The economy dominates South America’s relationship with China and Japan

Asia Politics World

Author: Nobuaki Hamaguchi, Kobe University

The United States and Europe tend to associate South America with Amazon rainforest burning, pink-tide leftist ideology, drug trafficking, corruption and illegal migration. These issues oppose their values of justice, social stability and global order. For China, whose 2016 Policy Paper on Latin America and the Caribbean states a position of ‘non-interference in each other’s internal affairs’, these are not of concern.

Grain is loaded aboard ships for export at a port on the Parana river near Rosario, Argentina, 31 January, 2017 (Photo: Reuters/Brindicci).

Grain is loaded aboard ships for export at a port on the Parana river near Rosario, Argentina, 31 January, 2017 (Photo: Reuters/Brindicci).

China seeks South American natural resources like oil, gas, metals and food and access to its capital and consumer goods markets comprising 431 million potential consumers. South America also receives substantial Chinese investment in the resources and infrastructure sectors. For South American countries, the growing presence of China is an opportunity to pursue development agendas which may not be otherwise viable.

China has extended the Belt and Road Initiative (BRI) to South America and invested in mega-infrastructure projects, including ports and railways. Chinese technology company Huawei is also selling 5G networks to Brazil, despite US efforts to block it by tempting President Jair Bolsonaro’s administration with a military cooperation program. If realised, Brazil would become a showcase of a South American regional market using a technological platform made by China.

China has become the number one or two trade partner for all South American countries. But a high concentration in natural resources trade has created tensions in economic relations, as shown by the increasing number of anti-dumping complaints against China. WTO statistics show that South American countries initiated 23 per cent of anti-dumping probes against China over 1995–2019 — the same as the United States and European Union combined.

There is also a fear that the South American economy may be too dependent on China. The fear is becoming a reality as the COVID-19 crisis unfolds. The UN Economic Commission for Latin America and the Caribbean estimates that the value of the region’s exports to China will fall by 10.7 per cent in 2020. It will impact production and employment negatively in the short-run. Foreign investment in the region showed a sharp drop in the first few months of 2020. Beida scholar Guo Jie wrote that diversification of investment is the ideal path for China to ease the tension and sustain the economic relationship with South America.

Most of the investment comes from state-owned enterprises which have favourable access to financing from Chinese state-owned banks and are utilised as foreign policy instruments. The risks of the highly volatile South American economy to the state-owned sector may be problematic. A recent study by Margaret Myers and Kevin Gallagher showed that Chinese state finance to the South American region fell to US$1.1 billion in 2019 from US$2.1 billion in 2018, continuing a downward trend from 2015 onwards. The BRI also suffers from reputational risk as Western critics say that projects associated with the BRI are creating ‘debt traps’.

For sustainable development, local and third-party participation should be increased. An example is the co-financing for Autopistas de Uraba, a Colombia–China consortium for highway construction, by the Colombian state development bank Financiera de Desarrollo Nacional, the China Development Bank and the Sumitomo Mitsui Banking Corporation, a Japanese mega-bank. In addition to the benefit of securing diversified financial sources, third-country participation can provide additional expertise to host countries. Non-Chinese participants will also feel more confident thanks to pre-existing engagements by Chinese participants.

Economic partnership between Japan and South America go back to the early 20th century when Japan started government-sponsored migration programs. Like China, Japan approached South America in the 1970s seeking resources and economic diplomacy during its high economic growth era and after the first oil crisis. Such active engagement ended in the 1980s when South American countries were mired in severe financial crisis.
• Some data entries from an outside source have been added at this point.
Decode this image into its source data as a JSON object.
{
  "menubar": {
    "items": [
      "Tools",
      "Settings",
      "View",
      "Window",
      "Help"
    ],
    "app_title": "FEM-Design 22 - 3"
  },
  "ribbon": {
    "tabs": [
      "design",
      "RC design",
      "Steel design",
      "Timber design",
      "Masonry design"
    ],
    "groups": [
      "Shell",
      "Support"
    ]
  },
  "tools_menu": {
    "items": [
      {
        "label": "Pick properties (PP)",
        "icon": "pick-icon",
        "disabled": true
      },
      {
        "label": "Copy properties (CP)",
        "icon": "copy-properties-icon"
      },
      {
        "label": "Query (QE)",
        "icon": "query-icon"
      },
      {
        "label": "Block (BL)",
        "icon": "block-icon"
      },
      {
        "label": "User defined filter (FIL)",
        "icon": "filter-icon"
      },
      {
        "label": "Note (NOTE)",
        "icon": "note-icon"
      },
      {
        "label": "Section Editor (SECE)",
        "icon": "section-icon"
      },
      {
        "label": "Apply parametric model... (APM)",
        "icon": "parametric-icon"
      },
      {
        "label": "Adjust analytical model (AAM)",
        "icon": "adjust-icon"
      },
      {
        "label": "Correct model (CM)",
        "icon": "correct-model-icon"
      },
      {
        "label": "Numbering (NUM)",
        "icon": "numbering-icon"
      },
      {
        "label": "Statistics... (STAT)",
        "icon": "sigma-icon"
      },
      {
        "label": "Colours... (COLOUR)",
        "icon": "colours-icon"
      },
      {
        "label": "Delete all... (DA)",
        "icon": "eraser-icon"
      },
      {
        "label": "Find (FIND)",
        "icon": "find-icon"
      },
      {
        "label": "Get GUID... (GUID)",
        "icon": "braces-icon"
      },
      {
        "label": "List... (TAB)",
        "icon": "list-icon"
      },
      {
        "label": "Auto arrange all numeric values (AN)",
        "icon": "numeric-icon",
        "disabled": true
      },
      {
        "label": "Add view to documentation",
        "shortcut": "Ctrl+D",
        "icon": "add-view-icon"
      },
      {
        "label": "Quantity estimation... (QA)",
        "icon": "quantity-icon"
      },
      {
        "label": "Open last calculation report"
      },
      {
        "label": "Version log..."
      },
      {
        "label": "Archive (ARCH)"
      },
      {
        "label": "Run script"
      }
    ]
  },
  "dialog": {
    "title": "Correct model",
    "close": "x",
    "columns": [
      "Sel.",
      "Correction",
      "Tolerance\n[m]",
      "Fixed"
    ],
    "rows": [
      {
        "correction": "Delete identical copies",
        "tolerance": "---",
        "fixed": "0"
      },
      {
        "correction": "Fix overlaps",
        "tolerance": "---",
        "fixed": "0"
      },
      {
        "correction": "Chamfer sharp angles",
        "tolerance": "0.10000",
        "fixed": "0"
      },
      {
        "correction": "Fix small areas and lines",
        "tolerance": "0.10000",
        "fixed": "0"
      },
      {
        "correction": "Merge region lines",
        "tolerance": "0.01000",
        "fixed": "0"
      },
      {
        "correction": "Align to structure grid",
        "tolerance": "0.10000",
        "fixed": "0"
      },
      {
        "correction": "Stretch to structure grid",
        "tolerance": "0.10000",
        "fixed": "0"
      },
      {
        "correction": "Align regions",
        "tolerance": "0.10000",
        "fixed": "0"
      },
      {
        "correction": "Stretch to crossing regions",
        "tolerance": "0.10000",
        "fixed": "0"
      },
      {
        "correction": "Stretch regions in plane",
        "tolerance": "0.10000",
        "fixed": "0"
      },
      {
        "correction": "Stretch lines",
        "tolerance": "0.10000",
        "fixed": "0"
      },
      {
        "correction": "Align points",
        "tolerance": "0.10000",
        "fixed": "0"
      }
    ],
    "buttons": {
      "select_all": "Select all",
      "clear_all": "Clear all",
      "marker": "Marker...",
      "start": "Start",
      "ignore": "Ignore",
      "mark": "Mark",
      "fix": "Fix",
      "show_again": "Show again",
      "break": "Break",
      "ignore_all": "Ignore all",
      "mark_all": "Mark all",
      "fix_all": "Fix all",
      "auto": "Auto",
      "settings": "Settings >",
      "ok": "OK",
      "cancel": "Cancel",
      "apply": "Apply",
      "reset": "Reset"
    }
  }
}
Japan was unprepared to face debt defaults, interruption of joint projects and the downturn of local markets. Since then Asia and South America tended to keep one another at a distance until China recently bridged the gap.

Japan learned a bitter lesson from the 1980s downturn, but has recently become more proactive about its relationship with South America. Japan increasingly engages in high-ranking official professional development exchanges with South America. Japan also declassified Brazil as a developing country eligible for tariff reductions under the Generalized System of Preferences in 2019.

This move may motivate Japanese businesses to push their government to negotiate a free trade agreement (FTA) with the South American trade bloc Mercosur. Such an FTA would reduce high import tariffs for some essential industrial inputs and propel Japan forward in its competition with South Korea, who already has FTA negotiations with Mercosur underway.

Economic interests have dominated the East Asia–South America relationship. They have complementary resource allocations. Asia has an abundance of labour and capital while South America has an abundance of natural resources and land. Due of the vast distance there are fewer concerns around geopolitics and global security between the two regions. But this relationship experiences ups and downs following the economic cycle. The COVID-19 crisis will likely mean short-term downturn due to uncertainty, but long-term future prospects between the two regions remains strong.

Nobuaki Hamaguchi is Professor at the Research Institute for Economics and Business Administration (RIEB), Kobe University.